大引けの日経平均は前日比171.02円高の23406.49円となった。なお、先物・オプション9月物の特別清算指数(SQ)は23272.88円。東証1部の売買高は12億9776万株、売買代金は2兆5640億円だった。業種別では、海運業、その他金融業、陸運業が上昇率上位だった。一方、鉱業、輸送用機器、鉄鋼など4業種が下落した。東証1部の値上がり銘柄は全体の74%、対して値下がり銘柄は22%となった。

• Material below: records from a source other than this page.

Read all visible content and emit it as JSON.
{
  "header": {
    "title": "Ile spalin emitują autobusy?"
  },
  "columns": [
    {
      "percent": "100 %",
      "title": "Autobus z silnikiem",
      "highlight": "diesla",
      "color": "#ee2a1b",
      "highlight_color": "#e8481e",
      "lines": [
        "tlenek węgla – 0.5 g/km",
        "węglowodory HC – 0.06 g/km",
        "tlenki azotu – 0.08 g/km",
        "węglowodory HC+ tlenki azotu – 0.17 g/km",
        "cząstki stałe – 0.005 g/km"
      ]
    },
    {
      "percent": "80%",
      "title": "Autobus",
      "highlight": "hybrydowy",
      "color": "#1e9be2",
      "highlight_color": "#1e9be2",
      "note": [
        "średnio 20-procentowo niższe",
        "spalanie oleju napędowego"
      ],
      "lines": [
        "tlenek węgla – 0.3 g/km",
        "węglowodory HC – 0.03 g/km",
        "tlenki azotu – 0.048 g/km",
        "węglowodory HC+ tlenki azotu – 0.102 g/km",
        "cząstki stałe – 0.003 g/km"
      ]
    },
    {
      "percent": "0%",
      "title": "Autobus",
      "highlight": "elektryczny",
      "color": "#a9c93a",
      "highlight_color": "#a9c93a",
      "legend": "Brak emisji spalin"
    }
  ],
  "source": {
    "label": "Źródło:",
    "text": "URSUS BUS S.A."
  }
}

個別では、ソフトバンクG<9984>、ファーストリテ<9983>、アサヒ<2502>などが堅調で、任天堂<7974>は小じっかり。トヨタ自<7203>も小幅ながらプラスで取引を終えた。経済活動再開への期待から注目されるリクルートHD<6098>は2%超上昇し、JR東海<9022>やJR東<9020>といった陸運株にも買い。日本電産<6594>は株式分割考慮後の上場来高値を連日で更新し、楽天<4755>も年初来高値を更新して上げが目立った。また、gumi<3903>は決算が好感されて急伸し、ラクスル<4384>やアイモバイル<6535>はストップ高を付けた。一方、ソニー<6758>、ソフトバンク<9434>、ファナック<6954>が小安い。エムスリー<2413>は2%超の下落。株主優待を縮小するすかいらーく<3197>や決算発表で材料出尽くし感が広がった神戸物産<3038>、業績下方修正の積水ハウス<1928>は売りがかさんだ。また、ネオジャパン<3921>はストップ安水準で取引を終えた。